Восковая персона | страница 55



- Сорок сороков!

В последние годы он раза три так вспоминал себя. А больше не вспоминал. Потому что он теперь не полнил, он жил без памяти. И все ясно видели со стороны, как менялся. Он несколько раз в жизни менялся - то был тонкий и быстрый, и весьма красив, и проказлив, потасклив и жаден. И видно было, что дальнего стремления у него не было никакого, а просто было большое движение, газард и смех. Потом лет пять ходил и ездил, плотный, и осмотрительный, и чинный, и взыскательный к людям, и жадный. Потом - опять его унесло. Стал востер, отвращаться от людей, лицом безобразен, по вострому носу пошли красные жилки. И тогда стал отделяться от своего начала, забыл о том, кем был, и появились дальные мысли, прицел глаза, беспокойство, и люди стали для него все одинаковы, остались только свои сыновья и дочки - он о них еще думал и понимал, что своя кровь.

Он вознесся.

Он сидел и смотрел на превосходные свои печи, осматривал палаты, сколь тонка резьба, - и все было ему как чужое, холодное. Может - строить новый дворец или куда-нибудь ехать?
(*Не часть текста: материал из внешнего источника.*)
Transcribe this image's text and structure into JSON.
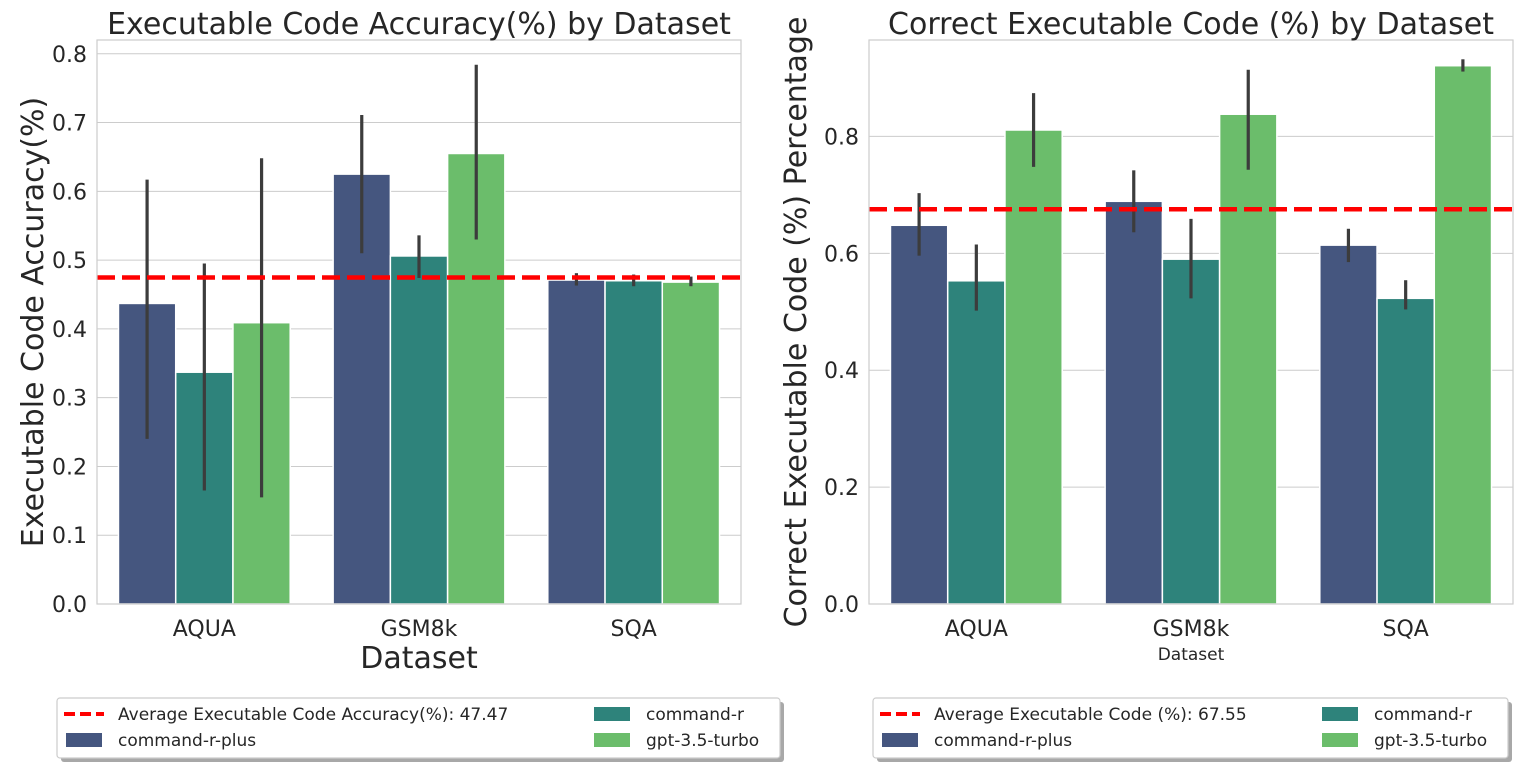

Возьмет в руки табакерку, вознесет в нос табацкий понюх, - и раньше было так: пальцы эту табакерку понимали, что своя табакерка, что в ней край недаром обтерся, что это - время, и его вещь, и его добро. И нос прочищался, и появлялась ясная память. Что нужно сегодня сказать, и какое смешное происшествие было вчера: что дура повара в зад укусила, и что завтра не без дел, и что день кончен.

А теперь день не кончался. В просторных и дальных мыслях брал он в руки табакерку и заправлял табак в нос, а что держит в руках, забывал. Пальцы брали табак как с воздуха. И ему все равно было, потому что он разлюбил вещи. Стало много новых табакерок, пряденого золота, одна с жемчугом, другая с бриллиантом, и он их терял. И вещи стали плоше, много принцметальных в доме, дороги и новая мода, но желты, как медь.

И когда говорил с Варварою, стал косить, потому что не мог всего сказать, а раньше о главных делах она знала. Ее спальная комната была рядом. Когда ночью просыпался, он сам дивился, что стал весь жильный, вытянутый, как струна.

И дела и убытки. Город Батурин, что когда-то штурмом брал и, конечно, разрушил, вечное владение, надо управить тысяча триста дворов, а всего под ним более ста тысячей и пятисот человеческих душ, кроме волостей Почепских и Польских. Да за убыток по Ингерманландии отдано сорок пять тысячей душ да деньгами невступно шестнадцать тысячей. И мало просил. Можно бы тридцать. И это убыток.